Degrees in relevant subject areas are highly prized by top public schools. A friends daughter had an MA in education and an MA in math, and the offers she got right away were very good. After a few years experience, she easily topped $100K for a school year. These kinds of pubic schools want large numbers of their kids to get the top grade on the calculus AP exam, and are prepared to pay to insure that this happens. If you are really good, all the richest towns will want you.
I think you just hit on something. Relevant degrees shouldn't be highly prized. If a teacher lacks the knowledge to teach a subject then they are not qualified to teach. When I was in college in the early 80's I watched mathematics majors become math ed majors when they couldn't deal with real math. I watched math ed majors become el ed majors when they couldn't deal with watered down math. A degree doesn't neccesarily qualify one to be a teacher. Teachers need a mastery of a subject. If you teach math in high school all that you need to master is the subject matter of what is being taught in high school math and the ability to teach. The subject matter in high school courses is nothing more than college freshman subject matter for non-education majors. That is unless you think remedial course work is freshman level work.

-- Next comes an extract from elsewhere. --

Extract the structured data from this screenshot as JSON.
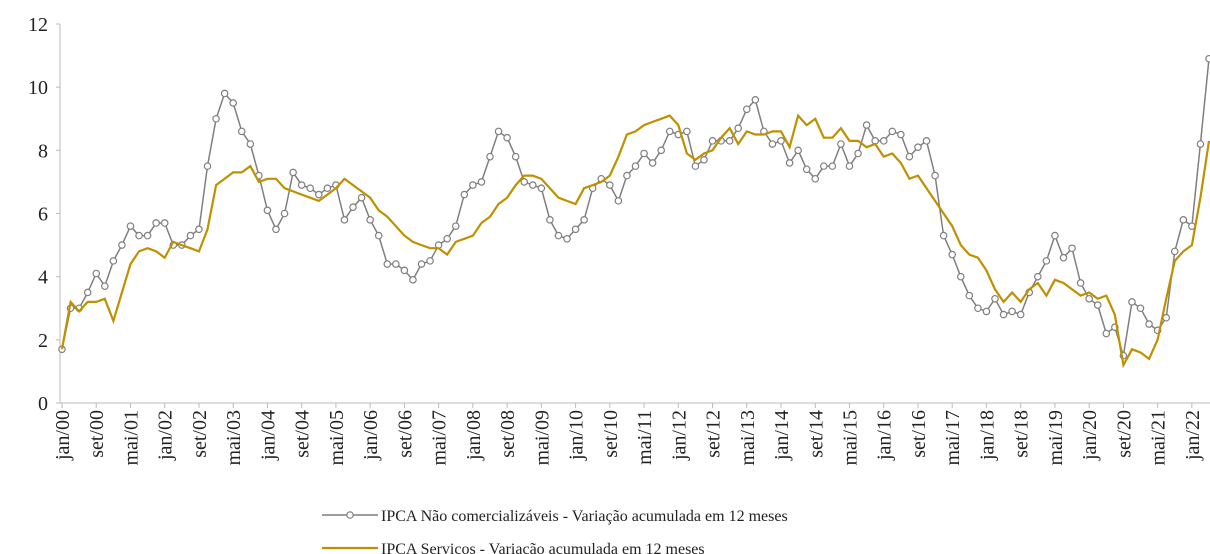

Bottom line: the knowledge required to teach high school is minimal compared to most other professional careers. A physics major, math major, engineering major, comp sci major and so on all have the required mathematical knowledge to teach math in high school. They get that knowledge by the time they enter college or by the end of their freshman year of college. This isn't rocket science. Rocket science requires knowledge well beyond what is taught in high school and undergraduate studies in college.
There was a time was a time when a college degree wasn't even required to teach K-12. Given the quality of education hasn't increased in America in the last 50 or so years, I contend that all of the additional degrees are a complete waste of money and the quality of teachers has decreased.
BTW.........a BA, MA, PHD, MD, DO...don’t mean you are any good at what you want to be.